The 17 sustainable development goals encourage empowerment of women and girls. This again appears innocuous as it written but is often implemented by enforcing equality of outcomes rather than allowing for equality of opportunity for individuals. Some countries have begun to adopt laws which included forcing company boards and senior management teams to have quotas for women or black and ethnic minorities. In such countries, the best person for the job may not get the job, and indeed it would be illegal to always employ the best people and pay them according to their value. This kind of law is wrong-headed.
Western nations are required to give away 0.7% of GNI in foreign aid regardless of how poorly the money is spent and whether donor nations must accrue extra debt in order to give it away. Theresa May wrote this into UK law, and much of this money is used to cross-subsidise other sustainable development goals such as providing the funding for millions of abortions in Africa, Asia and South America.

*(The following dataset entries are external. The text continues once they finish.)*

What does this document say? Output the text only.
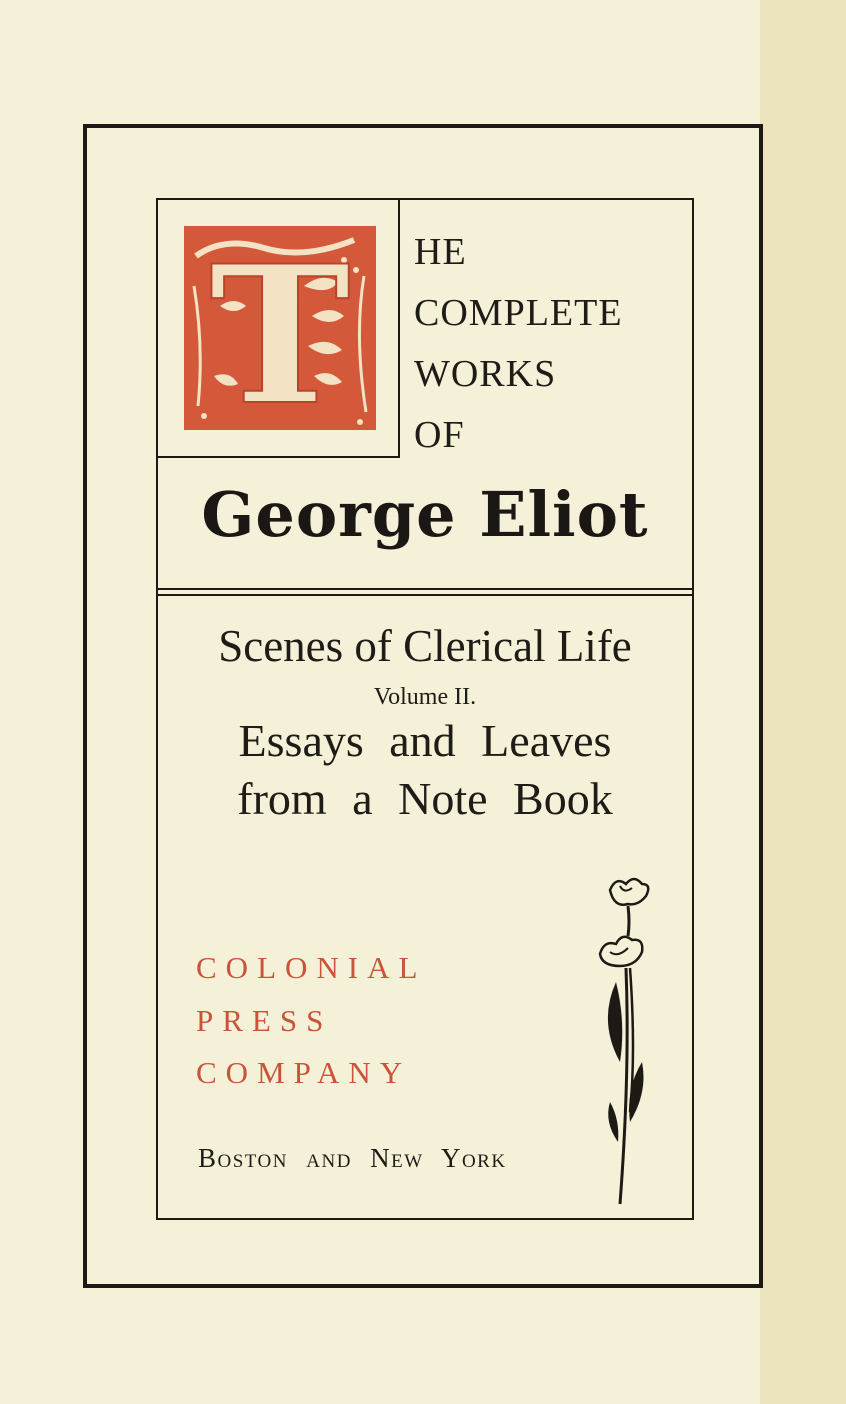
T HE
COMPLETE
WORKS
OF
George Eliot
Scenes of Clerical Life
Volume II.
Essays and Leaves
from a Note Book
COLONIAL
PRESS
COMPANY
Boston and New York
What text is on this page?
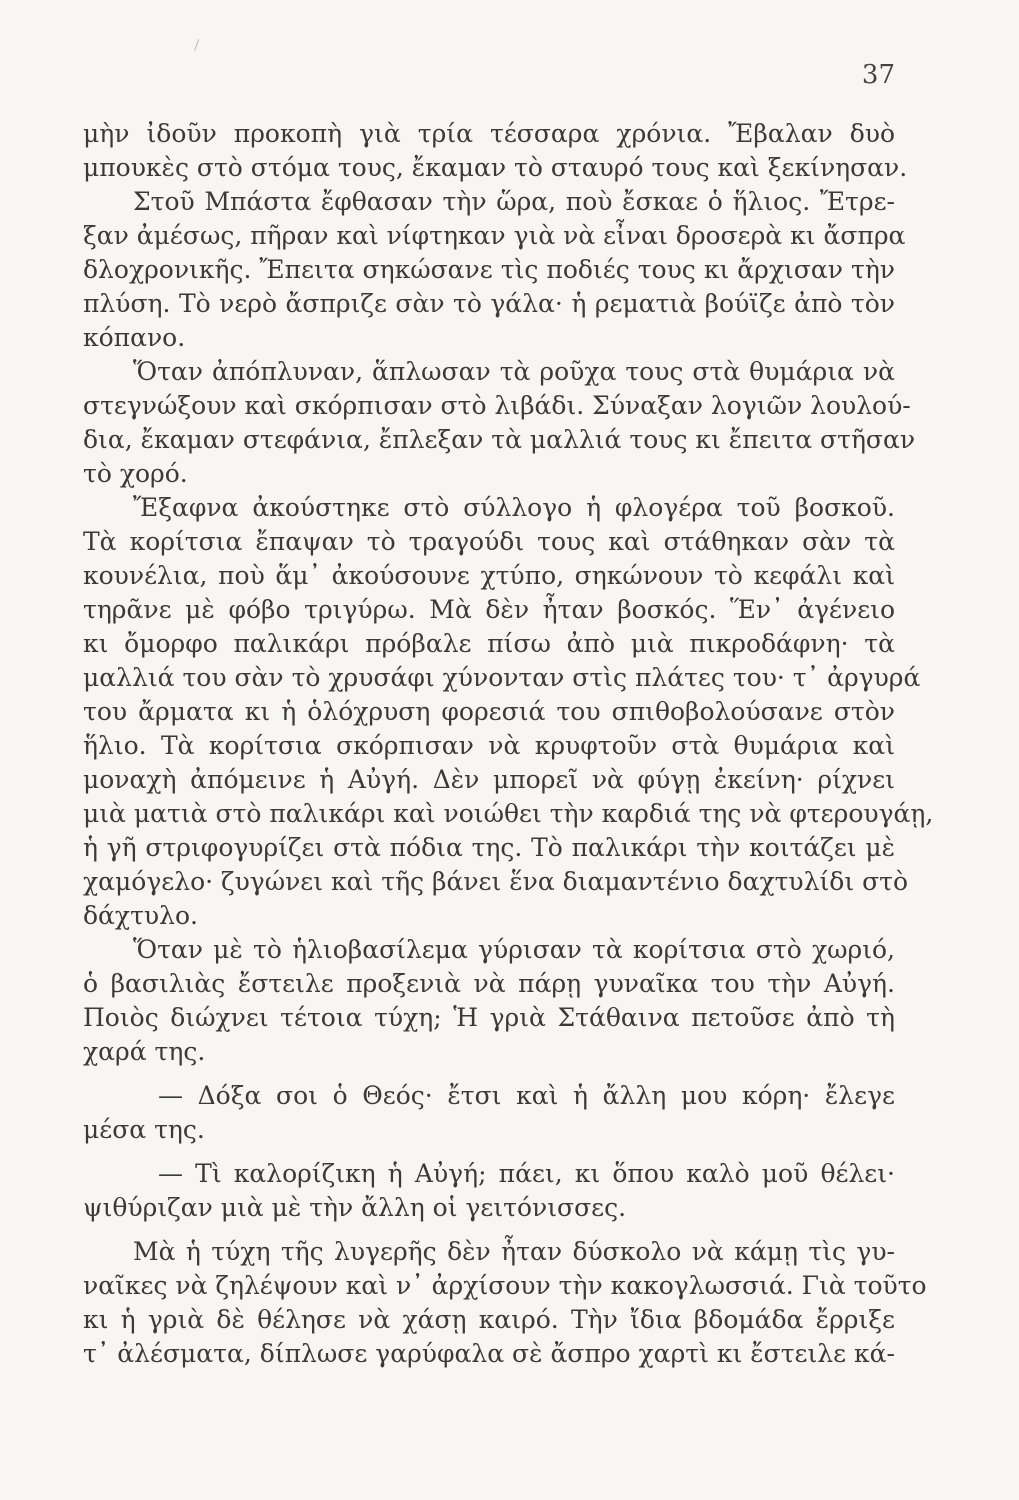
37
μὴν ἰδοῦν προκοπὴ γιὰ τρία τέσσαρα χρόνια. Ἔβαλαν δυὸ
μπουκὲς στὸ στόμα τους, ἔκαμαν τὸ σταυρό τους καὶ ξεκίνησαν.
Στοῦ Μπάστα ἔφθασαν τὴν ὥρα, ποὺ ἔσκαε ὁ ἥλιος. Ἔτρε-
ξαν ἀμέσως, πῆραν καὶ νίφτηκαν γιὰ νὰ εἶναι δροσερὰ κι ἄσπρα
δλοχρονικῆς. Ἔπειτα σηκώσανε τὶς ποδιές τους κι ἄρχισαν τὴν
πλύση. Τὸ νερὸ ἄσπριζε σὰν τὸ γάλα· ἡ ρεματιὰ βούϊζε ἀπὸ τὸν
κόπανο.
Ὅταν ἀπόπλυναν, ἅπλωσαν τὰ ροῦχα τους στὰ θυμάρια νὰ
στεγνώξουν καὶ σκόρπισαν στὸ λιβάδι. Σύναξαν λογιῶν λουλού-
δια, ἔκαμαν στεφάνια, ἔπλεξαν τὰ μαλλιά τους κι ἔπειτα στῆσαν
τὸ χορό.
Ἔξαφνα ἀκούστηκε στὸ σύλλογο ἡ φλογέρα τοῦ βοσκοῦ.
Τὰ κορίτσια ἔπαψαν τὸ τραγούδι τους καὶ στάθηκαν σὰν τὰ
κουνέλια, ποὺ ἅμ᾽ ἀκούσουνε χτύπο, σηκώνουν τὸ κεφάλι καὶ
τηρᾶνε μὲ φόβο τριγύρω. Μὰ δὲν ἦταν βοσκός. Ἕν᾽ ἀγένειο
κι ὄμορφο παλικάρι πρόβαλε πίσω ἀπὸ μιὰ πικροδάφνη· τὰ
μαλλιά του σὰν τὸ χρυσάφι χύνονταν στὶς πλάτες του· τ᾽ ἀργυρά
του ἄρματα κι ἡ ὁλόχρυση φορεσιά του σπιθοβολούσανε στὸν
ἥλιο. Τὰ κορίτσια σκόρπισαν νὰ κρυφτοῦν στὰ θυμάρια καὶ
μοναχὴ ἀπόμεινε ἡ Αὐγή. Δὲν μπορεῖ νὰ φύγῃ ἐκείνη· ρίχνει
μιὰ ματιὰ στὸ παλικάρι καὶ νοιώθει τὴν καρδιά της νὰ φτερουγάῃ,
ἡ γῆ στριφογυρίζει στὰ πόδια της. Τὸ παλικάρι τὴν κοιτάζει μὲ
χαμόγελο· ζυγώνει καὶ τῆς βάνει ἕνα διαμαντένιο δαχτυλίδι στὸ
δάχτυλο.
Ὅταν μὲ τὸ ἡλιοβασίλεμα γύρισαν τὰ κορίτσια στὸ χωριό,
ὁ βασιλιὰς ἔστειλε προξενιὰ νὰ πάρῃ γυναῖκα του τὴν Αὐγή.
Ποιὸς διώχνει τέτοια τύχη; Ἡ γριὰ Στάθαινα πετοῦσε ἀπὸ τὴ
χαρά της.
— Δόξα σοι ὁ Θεός· ἔτσι καὶ ἡ ἄλλη μου κόρη· ἔλεγε
μέσα της.
— Τὶ καλορίζικη ἡ Αὐγή; πάει, κι ὅπου καλὸ μοῦ θέλει·
ψιθύριζαν μιὰ μὲ τὴν ἄλλη οἱ γειτόνισσες.
Μὰ ἡ τύχη τῆς λυγερῆς δὲν ἦταν δύσκολο νὰ κάμῃ τὶς γυ-
ναῖκες νὰ ζηλέψουν καὶ ν᾽ ἀρχίσουν τὴν κακογλωσσιά. Γιὰ τοῦτο
κι ἡ γριὰ δὲ θέλησε νὰ χάσῃ καιρό. Τὴν ἴδια βδομάδα ἔρριξε
τ᾽ ἀλέσματα, δίπλωσε γαρύφαλα σὲ ἄσπρο χαρτὶ κι ἔστειλε κά-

Brexiteers have fought to leave the EU since the UK joined it in 1972 and well before the word 'Brexiteer' was coined in 2016. When we finally leave in more than just name-only on 31st December, our victory will be great. Yet, to be fully free and independent from the schemes of globalist forces which have been implemented for the last 48 years through the EU, we must continue to fight for liberty from new entanglements of Agenda 21/2030 which have been constructed and implemented through the UN.